— Пожелайте найти истину, — ответил Пушкарев, и от его короткого, быстрого взгляда Наташе почему-то сделалось неловко.
Юра завертел головой, кого-то выискивая.
— Дядя Степан, гитара, значит, будет в порядке?
— Это уж точно, будет, — загудел Степан и ухарски подмигнул. — В полном порядке.
На минуту все умолкли.
— Ну… — Пушкарев сделал знак: пора двигаться.
— Что ж, — профессор протянул ему руку, — ни пуха вам ни пера.
И сразу все заговорили, зашумели:
— Ни камня ни глины!
— До встречи, товарищи! Успехов!
— Вам также! Всего лучшего!
Даже Томми, присоединяя свой голос к этим возгласам, залаял.
Старый Куриков молча пожал руку сыну и отошел.
Взмахи руками, кепками, накомарниками, обычное возбуждение, за которым скрывается невольная грусть.

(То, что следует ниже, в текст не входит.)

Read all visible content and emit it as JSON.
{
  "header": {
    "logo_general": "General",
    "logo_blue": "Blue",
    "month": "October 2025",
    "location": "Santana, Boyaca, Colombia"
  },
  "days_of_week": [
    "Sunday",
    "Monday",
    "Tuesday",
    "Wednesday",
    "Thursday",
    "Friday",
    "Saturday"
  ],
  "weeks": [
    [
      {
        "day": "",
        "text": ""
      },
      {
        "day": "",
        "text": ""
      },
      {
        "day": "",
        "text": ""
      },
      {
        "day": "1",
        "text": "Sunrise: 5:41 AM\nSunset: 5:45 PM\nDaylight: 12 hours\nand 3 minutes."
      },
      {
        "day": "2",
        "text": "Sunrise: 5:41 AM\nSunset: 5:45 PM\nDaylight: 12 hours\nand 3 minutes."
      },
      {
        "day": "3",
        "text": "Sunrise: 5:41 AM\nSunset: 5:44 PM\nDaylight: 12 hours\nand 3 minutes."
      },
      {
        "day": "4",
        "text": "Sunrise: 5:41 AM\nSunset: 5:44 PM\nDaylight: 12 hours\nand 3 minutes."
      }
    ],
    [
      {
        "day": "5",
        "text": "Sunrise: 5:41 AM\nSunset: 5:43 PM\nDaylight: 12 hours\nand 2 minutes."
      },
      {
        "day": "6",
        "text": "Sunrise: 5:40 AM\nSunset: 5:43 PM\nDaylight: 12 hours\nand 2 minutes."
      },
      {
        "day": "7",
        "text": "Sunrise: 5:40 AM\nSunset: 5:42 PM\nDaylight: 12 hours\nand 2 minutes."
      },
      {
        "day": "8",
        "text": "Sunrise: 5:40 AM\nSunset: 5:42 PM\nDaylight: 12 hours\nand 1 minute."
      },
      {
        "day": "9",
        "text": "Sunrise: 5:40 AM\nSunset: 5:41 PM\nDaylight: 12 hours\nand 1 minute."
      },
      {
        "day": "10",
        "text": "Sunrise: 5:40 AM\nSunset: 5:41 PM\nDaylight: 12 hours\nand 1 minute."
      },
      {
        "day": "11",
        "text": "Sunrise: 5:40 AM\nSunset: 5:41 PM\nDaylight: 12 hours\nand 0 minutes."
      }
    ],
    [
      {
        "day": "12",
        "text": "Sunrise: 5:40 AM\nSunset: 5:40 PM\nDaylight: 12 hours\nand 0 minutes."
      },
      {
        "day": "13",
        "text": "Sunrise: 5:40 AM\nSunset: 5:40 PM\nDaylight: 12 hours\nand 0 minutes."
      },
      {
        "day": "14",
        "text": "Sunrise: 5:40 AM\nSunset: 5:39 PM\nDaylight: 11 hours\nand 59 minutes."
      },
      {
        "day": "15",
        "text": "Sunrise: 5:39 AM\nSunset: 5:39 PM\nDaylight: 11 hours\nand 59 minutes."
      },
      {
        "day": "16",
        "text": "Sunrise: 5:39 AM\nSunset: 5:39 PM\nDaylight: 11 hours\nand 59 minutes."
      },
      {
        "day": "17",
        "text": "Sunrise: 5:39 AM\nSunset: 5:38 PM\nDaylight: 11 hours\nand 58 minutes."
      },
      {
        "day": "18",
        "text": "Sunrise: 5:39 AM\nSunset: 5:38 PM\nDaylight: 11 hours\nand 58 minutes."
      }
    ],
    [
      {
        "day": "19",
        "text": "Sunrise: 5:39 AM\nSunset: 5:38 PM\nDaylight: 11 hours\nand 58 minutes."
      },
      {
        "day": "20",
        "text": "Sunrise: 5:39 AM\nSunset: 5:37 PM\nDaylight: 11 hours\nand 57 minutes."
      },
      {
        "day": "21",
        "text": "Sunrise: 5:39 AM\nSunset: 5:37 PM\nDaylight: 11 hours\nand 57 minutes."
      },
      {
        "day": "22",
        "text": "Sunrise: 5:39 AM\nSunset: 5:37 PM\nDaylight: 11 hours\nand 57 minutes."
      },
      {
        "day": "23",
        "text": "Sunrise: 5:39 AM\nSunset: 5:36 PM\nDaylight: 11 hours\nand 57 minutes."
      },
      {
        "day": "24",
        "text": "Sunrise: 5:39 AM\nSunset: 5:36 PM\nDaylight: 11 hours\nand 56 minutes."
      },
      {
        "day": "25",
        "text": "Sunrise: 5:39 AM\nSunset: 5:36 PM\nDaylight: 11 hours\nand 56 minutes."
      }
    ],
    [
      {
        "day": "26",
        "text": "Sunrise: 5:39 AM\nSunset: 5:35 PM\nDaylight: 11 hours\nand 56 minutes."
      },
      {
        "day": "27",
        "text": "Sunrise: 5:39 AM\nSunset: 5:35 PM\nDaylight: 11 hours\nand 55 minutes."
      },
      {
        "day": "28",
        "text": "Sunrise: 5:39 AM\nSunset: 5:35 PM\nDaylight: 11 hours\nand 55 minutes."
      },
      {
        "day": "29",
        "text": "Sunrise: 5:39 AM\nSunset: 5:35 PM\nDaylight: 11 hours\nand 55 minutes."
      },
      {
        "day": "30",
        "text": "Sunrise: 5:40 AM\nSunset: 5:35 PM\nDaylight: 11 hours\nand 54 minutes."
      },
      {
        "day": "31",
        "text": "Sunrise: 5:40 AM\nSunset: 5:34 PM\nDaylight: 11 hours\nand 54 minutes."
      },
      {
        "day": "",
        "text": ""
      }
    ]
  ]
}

Дольше других взлетал платочек над головой Наташи. До тех пор, пока ушедшие не вступили в таежную чащу. Шагавший позади Николай обернулся — она все стоит и машет, машет…
Снова вокруг был урман, глухие таежные дебри. После горного простора, раздольной шири земли и неба мир казался съежившимся и помрачневшим. Земля угрюмо щетинилась буреломом, небо исчезло: деревья, теснясь, не давали увидеть его людям.

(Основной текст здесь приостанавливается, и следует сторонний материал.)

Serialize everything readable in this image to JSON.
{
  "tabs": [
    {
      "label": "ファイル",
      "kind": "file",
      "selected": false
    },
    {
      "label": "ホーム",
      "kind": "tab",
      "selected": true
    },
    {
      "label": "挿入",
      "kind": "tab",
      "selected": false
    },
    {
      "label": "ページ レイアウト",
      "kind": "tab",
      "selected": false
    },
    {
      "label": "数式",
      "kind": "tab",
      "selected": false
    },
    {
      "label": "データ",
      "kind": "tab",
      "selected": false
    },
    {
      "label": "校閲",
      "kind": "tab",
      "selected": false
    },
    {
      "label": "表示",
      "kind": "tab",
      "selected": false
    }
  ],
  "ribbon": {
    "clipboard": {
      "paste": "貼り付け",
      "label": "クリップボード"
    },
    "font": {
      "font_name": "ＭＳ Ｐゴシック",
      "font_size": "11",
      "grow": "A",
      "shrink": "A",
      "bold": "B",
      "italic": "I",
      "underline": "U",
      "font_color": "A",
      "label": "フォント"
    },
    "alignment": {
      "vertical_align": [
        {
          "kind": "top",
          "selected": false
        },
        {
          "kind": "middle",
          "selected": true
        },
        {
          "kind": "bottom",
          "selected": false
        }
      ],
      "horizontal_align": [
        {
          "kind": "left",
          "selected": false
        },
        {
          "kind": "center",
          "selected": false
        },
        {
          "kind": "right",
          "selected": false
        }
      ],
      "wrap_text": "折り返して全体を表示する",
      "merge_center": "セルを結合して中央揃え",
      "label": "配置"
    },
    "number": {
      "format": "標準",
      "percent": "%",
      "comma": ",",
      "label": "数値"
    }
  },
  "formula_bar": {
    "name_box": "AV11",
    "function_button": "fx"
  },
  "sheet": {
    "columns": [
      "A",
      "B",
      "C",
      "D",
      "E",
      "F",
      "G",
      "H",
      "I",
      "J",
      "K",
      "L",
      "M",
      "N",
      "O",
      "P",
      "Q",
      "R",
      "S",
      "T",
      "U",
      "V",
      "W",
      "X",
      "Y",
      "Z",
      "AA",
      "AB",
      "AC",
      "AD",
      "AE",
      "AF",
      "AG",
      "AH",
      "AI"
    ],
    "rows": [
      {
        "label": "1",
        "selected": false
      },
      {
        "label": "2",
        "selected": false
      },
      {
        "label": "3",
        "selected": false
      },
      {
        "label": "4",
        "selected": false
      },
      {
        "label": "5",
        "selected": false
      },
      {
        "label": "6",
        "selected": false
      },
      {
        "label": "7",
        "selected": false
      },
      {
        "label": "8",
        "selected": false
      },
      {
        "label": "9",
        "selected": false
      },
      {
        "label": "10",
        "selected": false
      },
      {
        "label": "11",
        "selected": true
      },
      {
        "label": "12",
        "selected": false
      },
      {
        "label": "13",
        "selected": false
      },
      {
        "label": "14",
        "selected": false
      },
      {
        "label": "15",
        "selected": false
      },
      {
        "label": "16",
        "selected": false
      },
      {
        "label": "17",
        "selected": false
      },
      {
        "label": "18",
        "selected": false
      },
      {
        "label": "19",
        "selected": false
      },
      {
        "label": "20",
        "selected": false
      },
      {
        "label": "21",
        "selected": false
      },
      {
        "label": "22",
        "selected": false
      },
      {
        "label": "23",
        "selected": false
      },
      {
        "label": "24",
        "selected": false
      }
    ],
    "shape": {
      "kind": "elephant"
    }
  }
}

Они шли по урману напрямик, напролом. Чуть в сторонке бежал Вангур. Они часто выходили к его берегам. Речушка была еще маленькой и бурной. Как молодой беззаботный зверек, она прыгала с камня на камень, урчала и разбрасывала клочья пены. Иногда, решив отдохнуть, она затихала, а потом снова бежала вприпрыжку, резвилась безобидно и весело.
А урман был тих и хмур. Лесные великаны, почти не расступаясь, пропускали мимо себя эту расшалившуюся речонку, прибежавшую с гор. «Ничего, — наверное, думали они, — подождем: еще умаешься, завязнешь несколько раз в наших болотах — и присмиреешь».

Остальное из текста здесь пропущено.